- - Tuesday, January 12, 2016



By Frederick Taylor

Bloomsbury Press, $30, 344 pages, illustrated

The English Midlands city of Coventry has a rich architectural and governmental history and for centuries its name was indelibly linked with Lady Godiva, who in the 11th century reputedly rode naked through its streets in support of a tax rebellion. After the first British automobile was produced there in 1897, it soon became the manufacturing center not just for it but for bicycle, motorcycle, aircraft, as well as machine tools. But after the fatal date which provides this enthralling book its subtitle, its name became a byword for terrible destruction from the air. As British author Frederick Taylor — whose book on the Allied firebombing of Dresden previously demonstrated his expertise on the subject — informs us, the Germans even coined a verb “coventrieren” — to Coventrate — “a curious coinage, obviously triumphalist and relying, like a political or comedy catchphrase, on a worldwide public’s ability to make an instant connection with the terrible thing that had happened to the city. It meant, of course, a thoroughly wrought work of urban destruction, executed from the air.”

The Brits, with the taciturnity for which they are famous, had no need for a new word: What had for so long been a noun now also became a verb, with the same dreadful connotation as its German counterpart.

For on that moonlit November night 75 years ago last November, Coventry joined the unenviable list of cities whose name alone came to mean fiery death raining down on them from airplanes: Guernica, Rotterdam, Dresden, Hiroshima and Nagasaki. With the particular brand of mordant irony associated with the Germans, they even had the nerve to give the raid on Coventry the code name “Moonlight Sonata.” Associating such wanton destruction — specifically designed to kill, make homeless and otherwise inconvenience civilians, as well as wreak havoc on the city’s industrial infrastructure — with a sublime piano piece by Beethoven, who represents the very antithesis of Nazi ideology and practice, tells us everything about how German culture had rotted.

But the Luftwaffe didn’t rely on nature alone to facilitate its deadly work. As Mr. Taylor writes with characteristic precision and punch, that “first great attack on Coventry, involving more than 500 German bombers and using advanced radar-guided techniques to approach and find their target, represented both a quantitative and qualitative change in the concept of aerial warfare. It raised this central issue: How much damage to civilian as well as military targets could be inflicted, on what scale, and how indiscriminately, without the supposed legitimacy of such a military method coming into question? After the big raid against Coventry, the function of aerial warfare was clearly shown to be not merely tactical and immediate but strategic and long term.”
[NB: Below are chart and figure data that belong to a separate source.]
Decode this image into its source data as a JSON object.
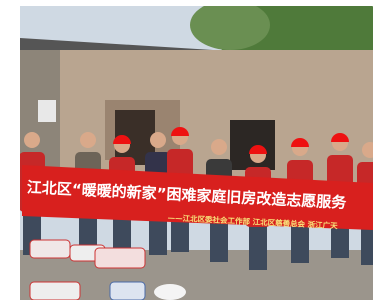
{
  "banner": {
    "title": "江北区“暖暖的新家”困难家庭旧房改造志愿服务",
    "subtitle": "——江北区委社会工作部  江北区慈善总会  浙江广天"
  }
}
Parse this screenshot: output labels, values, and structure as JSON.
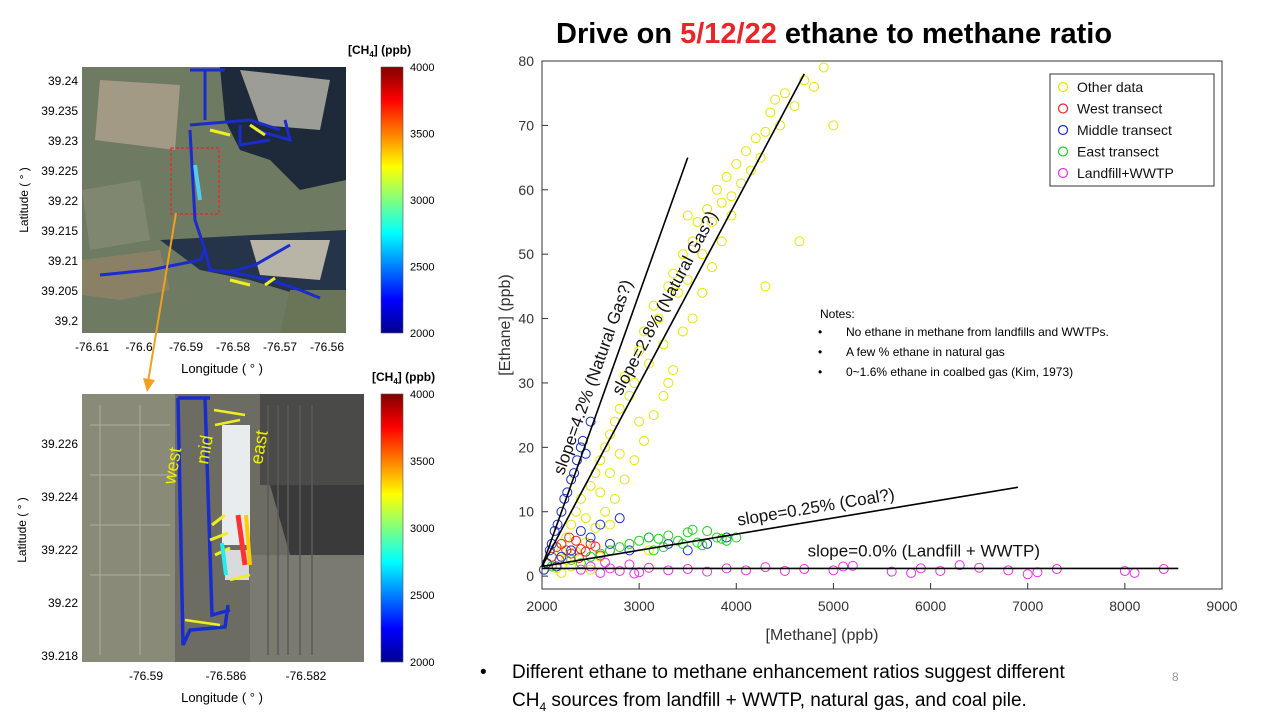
{
  "slide": {
    "title_prefix": "Drive on ",
    "title_date": "5/12/22",
    "title_suffix": " ethane to methane ratio",
    "bullet": "•",
    "bullet_text_1": "Different ethane to methane enhancement ratios suggest different",
    "bullet_text_2a": "CH",
    "bullet_text_2sub": "4",
    "bullet_text_2b": " sources from landfill + WWTP, natural gas, and coal pile.",
    "page_number": "8",
    "colors": {
      "title_date": "#e8262a",
      "track": "#1a2ccc"
    }
  },
  "map_top": {
    "colorbar_label": "[CH",
    "colorbar_label_sub": "4",
    "colorbar_label_unit": "]  (ppb)",
    "colorbar_ticks": [
      "4000",
      "3500",
      "3000",
      "2500",
      "2000"
    ],
    "ylabel": "Latitude ( ° )",
    "xlabel": "Longitude ( ° )",
    "yticks": [
      "39.24",
      "39.235",
      "39.23",
      "39.225",
      "39.22",
      "39.215",
      "39.21",
      "39.205",
      "39.2"
    ],
    "xticks": [
      "-76.61",
      "-76.6",
      "-76.59",
      "-76.58",
      "-76.57",
      "-76.56"
    ]
  },
  "map_bottom": {
    "colorbar_label": "[CH",
    "colorbar_label_sub": "4",
    "colorbar_label_unit": "]  (ppb)",
    "colorbar_ticks": [
      "4000",
      "3500",
      "3000",
      "2500",
      "2000"
    ],
    "ylabel": "Latitude ( ° )",
    "xlabel": "Longitude ( ° )",
    "yticks": [
      "39.226",
      "39.224",
      "39.222",
      "39.22",
      "39.218"
    ],
    "xticks": [
      "-76.59",
      "-76.586",
      "-76.582"
    ],
    "labels": [
      "west",
      "mid",
      "east"
    ]
  },
  "chart_data": {
    "type": "scatter",
    "title": "Drive on 5/12/22 ethane to methane ratio",
    "xlabel": "[Methane]  (ppb)",
    "ylabel": "[Ethane] (ppb)",
    "xlim": [
      2000,
      9000
    ],
    "ylim": [
      -2,
      80
    ],
    "xticks": [
      2000,
      3000,
      4000,
      5000,
      6000,
      7000,
      8000,
      9000
    ],
    "yticks": [
      0,
      10,
      20,
      30,
      40,
      50,
      60,
      70,
      80
    ],
    "grid": false,
    "legend_position": "top-right",
    "series": [
      {
        "name": "Other data",
        "color": "#e6e600",
        "points": [
          [
            2020,
            1
          ],
          [
            2050,
            2
          ],
          [
            2100,
            3
          ],
          [
            2150,
            1.5
          ],
          [
            2200,
            4
          ],
          [
            2250,
            6
          ],
          [
            2300,
            8
          ],
          [
            2350,
            10
          ],
          [
            2400,
            12
          ],
          [
            2450,
            9
          ],
          [
            2500,
            14
          ],
          [
            2550,
            16
          ],
          [
            2600,
            18
          ],
          [
            2650,
            20
          ],
          [
            2700,
            22
          ],
          [
            2750,
            24
          ],
          [
            2800,
            26
          ],
          [
            2850,
            31
          ],
          [
            2900,
            28
          ],
          [
            2950,
            30
          ],
          [
            3000,
            35
          ],
          [
            3050,
            38
          ],
          [
            3100,
            33
          ],
          [
            3150,
            42
          ],
          [
            3200,
            40
          ],
          [
            3250,
            36
          ],
          [
            3300,
            45
          ],
          [
            3350,
            47
          ],
          [
            3400,
            44
          ],
          [
            3450,
            50
          ],
          [
            3500,
            46
          ],
          [
            3550,
            52
          ],
          [
            3600,
            55
          ],
          [
            3650,
            50
          ],
          [
            3700,
            57
          ],
          [
            3750,
            55
          ],
          [
            3800,
            60
          ],
          [
            3850,
            58
          ],
          [
            3900,
            62
          ],
          [
            3950,
            59
          ],
          [
            4000,
            64
          ],
          [
            4050,
            61
          ],
          [
            4100,
            66
          ],
          [
            4150,
            63
          ],
          [
            4200,
            68
          ],
          [
            4250,
            65
          ],
          [
            4300,
            69
          ],
          [
            4350,
            72
          ],
          [
            4400,
            74
          ],
          [
            4450,
            70
          ],
          [
            4500,
            75
          ],
          [
            4600,
            73
          ],
          [
            4700,
            77
          ],
          [
            4800,
            76
          ],
          [
            4900,
            79
          ],
          [
            5000,
            70
          ],
          [
            4650,
            52
          ],
          [
            3500,
            56
          ],
          [
            2700,
            8
          ],
          [
            2900,
            5
          ],
          [
            3100,
            4
          ],
          [
            2600,
            3
          ],
          [
            2400,
            2
          ],
          [
            2300,
            1.5
          ],
          [
            2500,
            1
          ],
          [
            2200,
            0.5
          ],
          [
            2150,
            1.2
          ],
          [
            2250,
            2.5
          ],
          [
            2350,
            3.8
          ],
          [
            2450,
            5.2
          ],
          [
            2550,
            7.5
          ],
          [
            2650,
            10
          ],
          [
            2750,
            12
          ],
          [
            2850,
            15
          ],
          [
            2950,
            18
          ],
          [
            3050,
            21
          ],
          [
            3150,
            25
          ],
          [
            3250,
            28
          ],
          [
            3350,
            32
          ],
          [
            3450,
            38
          ],
          [
            3550,
            40
          ],
          [
            3650,
            44
          ],
          [
            3750,
            48
          ],
          [
            3850,
            52
          ],
          [
            3950,
            56
          ],
          [
            4300,
            45
          ],
          [
            3300,
            30
          ],
          [
            3000,
            24
          ],
          [
            2800,
            19
          ],
          [
            2600,
            13
          ],
          [
            2700,
            16
          ]
        ]
      },
      {
        "name": "West transect",
        "color": "#e8262a",
        "points": [
          [
            2050,
            2
          ],
          [
            2100,
            3
          ],
          [
            2150,
            4.5
          ],
          [
            2200,
            5
          ],
          [
            2250,
            4
          ],
          [
            2300,
            3.5
          ],
          [
            2350,
            5.5
          ],
          [
            2400,
            4.2
          ],
          [
            2450,
            3.8
          ],
          [
            2500,
            5
          ],
          [
            2550,
            4.6
          ],
          [
            2600,
            3.2
          ],
          [
            2180,
            2.5
          ],
          [
            2280,
            6
          ],
          [
            2380,
            2.8
          ],
          [
            2700,
            4
          ]
        ]
      },
      {
        "name": "Middle transect",
        "color": "#1a2ccc",
        "points": [
          [
            2020,
            1
          ],
          [
            2050,
            2
          ],
          [
            2080,
            4
          ],
          [
            2100,
            5
          ],
          [
            2130,
            7
          ],
          [
            2160,
            8
          ],
          [
            2200,
            10
          ],
          [
            2230,
            12
          ],
          [
            2260,
            13
          ],
          [
            2300,
            15
          ],
          [
            2330,
            16
          ],
          [
            2360,
            18
          ],
          [
            2400,
            20
          ],
          [
            2420,
            21
          ],
          [
            2450,
            19
          ],
          [
            2500,
            24
          ],
          [
            2200,
            3
          ],
          [
            2300,
            4
          ],
          [
            2500,
            6
          ],
          [
            2700,
            5
          ],
          [
            2900,
            4
          ],
          [
            3100,
            6
          ],
          [
            3300,
            5
          ],
          [
            3500,
            4
          ],
          [
            3700,
            5
          ],
          [
            3900,
            6
          ],
          [
            2600,
            8
          ],
          [
            2800,
            9
          ],
          [
            2400,
            7
          ],
          [
            2150,
            1.5
          ]
        ]
      },
      {
        "name": "East transect",
        "color": "#22cc22",
        "points": [
          [
            2100,
            1.5
          ],
          [
            2300,
            2.5
          ],
          [
            2500,
            3
          ],
          [
            2700,
            4
          ],
          [
            2800,
            4.5
          ],
          [
            2900,
            5
          ],
          [
            3000,
            5.5
          ],
          [
            3100,
            6
          ],
          [
            3200,
            5.8
          ],
          [
            3300,
            6.3
          ],
          [
            3400,
            5.5
          ],
          [
            3500,
            6.8
          ],
          [
            3600,
            5.2
          ],
          [
            3700,
            7
          ],
          [
            3800,
            6
          ],
          [
            3900,
            5.5
          ],
          [
            4000,
            6
          ],
          [
            2600,
            3.5
          ],
          [
            3250,
            4.5
          ],
          [
            3450,
            5
          ],
          [
            3650,
            4.8
          ],
          [
            3850,
            5.8
          ],
          [
            2400,
            2
          ],
          [
            3150,
            4
          ],
          [
            3550,
            7.2
          ]
        ]
      },
      {
        "name": "Landfill+WWTP",
        "color": "#e633e6",
        "points": [
          [
            2400,
            1
          ],
          [
            2500,
            1.5
          ],
          [
            2600,
            0.5
          ],
          [
            2700,
            1.2
          ],
          [
            2800,
            0.8
          ],
          [
            2900,
            1.8
          ],
          [
            3000,
            0.6
          ],
          [
            3100,
            1.3
          ],
          [
            3300,
            0.9
          ],
          [
            3500,
            1.1
          ],
          [
            3700,
            0.7
          ],
          [
            3900,
            1.2
          ],
          [
            4100,
            0.9
          ],
          [
            4300,
            1.4
          ],
          [
            4500,
            0.8
          ],
          [
            4700,
            1.1
          ],
          [
            5000,
            0.9
          ],
          [
            5200,
            1.6
          ],
          [
            5600,
            0.7
          ],
          [
            5900,
            1.2
          ],
          [
            6100,
            0.8
          ],
          [
            6500,
            1.3
          ],
          [
            6800,
            0.9
          ],
          [
            7100,
            0.6
          ],
          [
            7300,
            1.1
          ],
          [
            8000,
            0.8
          ],
          [
            8100,
            0.5
          ],
          [
            8400,
            1.1
          ],
          [
            2650,
            2.1
          ],
          [
            2950,
            0.4
          ],
          [
            5100,
            1.5
          ],
          [
            5800,
            0.5
          ],
          [
            6300,
            1.7
          ],
          [
            7000,
            0.3
          ]
        ]
      }
    ],
    "fit_lines": [
      {
        "label": "slope=4.2% (Natural Gas?)",
        "from": [
          2000,
          1.5
        ],
        "to": [
          3500,
          65
        ]
      },
      {
        "label": "slope=2.8% (Natural Gas?)",
        "from": [
          2000,
          1.5
        ],
        "to": [
          4700,
          78
        ]
      },
      {
        "label": "slope=0.25% (Coal?)",
        "from": [
          2000,
          1.5
        ],
        "to": [
          6900,
          13.8
        ]
      },
      {
        "label": "slope=0.0% (Landfill + WWTP)",
        "from": [
          2000,
          1.2
        ],
        "to": [
          8550,
          1.2
        ]
      }
    ],
    "notes_title": "Notes:",
    "notes": [
      "No ethane in methane from landfills and WWTPs.",
      "A few % ethane in natural gas",
      "0~1.6% ethane in coalbed gas (Kim, 1973)"
    ]
  }
}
Indeed, the consequences of that raid radiated outward in time and space for the rest of the war.

For Coventry, it was just the beginning of almost two more years of incessant Blitz, including two major raids that rivaled Nov. 14, 1940. But for the Germans — and their Japanese allies — the blowback was enormous by an order of magnitude they could not have conceived when they started that kind of bombing. The increased number of bombers and size of weaponry unleashed by the Allied air forces succeeded in creating firestorms of almost unbelievable ferocity resulting in civilian casualties measured in tens, even hundreds, of thousands rather than the hundreds who died in Coventry that night. I have never forgotten the film clip of an elderly Englishman and his astonishment that anyone could even ask whether Britain should retaliate for London’s Blitz by bombing Berlin. His priceless reply, with characteristically British understatement mixed with outrage, was: “I should think so too. And give them a bit more than they gave us.” Well, they got that and then some.

Mr. Taylor is skilled at mixing examination of the great issues surrounding the Coventry raid with eyewitness testimony and other personal reactions. He goes exhaustively into whether the government had advance knowledge and also the legend that Winston Churchill sacrificed the city to preserve the knowledge that German codes had been cracked. His authoritative and deeply thought out as well as researched conclusions are convincing to say the least. And his choice of a few lines from a poem by Philip Larkin “gives a sense of how it felt that Sunday, returning ‘home’ and finding no one there, and how it must have felt for hundreds and thousands of others:

“These houses are deserted, felt over smashed windows,

No milk on the step, a note pinned to the door

Telling of departure .”

But of course, that is about the “lucky ones”: the survivors. Standing as I have done in the magnificently stark modern cathedral constructed right in the ruins of the ancient one destroyed by Nazi bombers in hours after standing tall and massively solid and proud for so many centuries, just has to make one feel acutely the dead as well as tangibly the ruination. No amount of retaliation, no matter how understandably satisfying, can restore them to life and undo the utter devastation of a priceless ancient heritage and the crossing of a terrible threshold in the methods of warfare.

Martin Rubin is a writer and critic in Pasadena, Calif.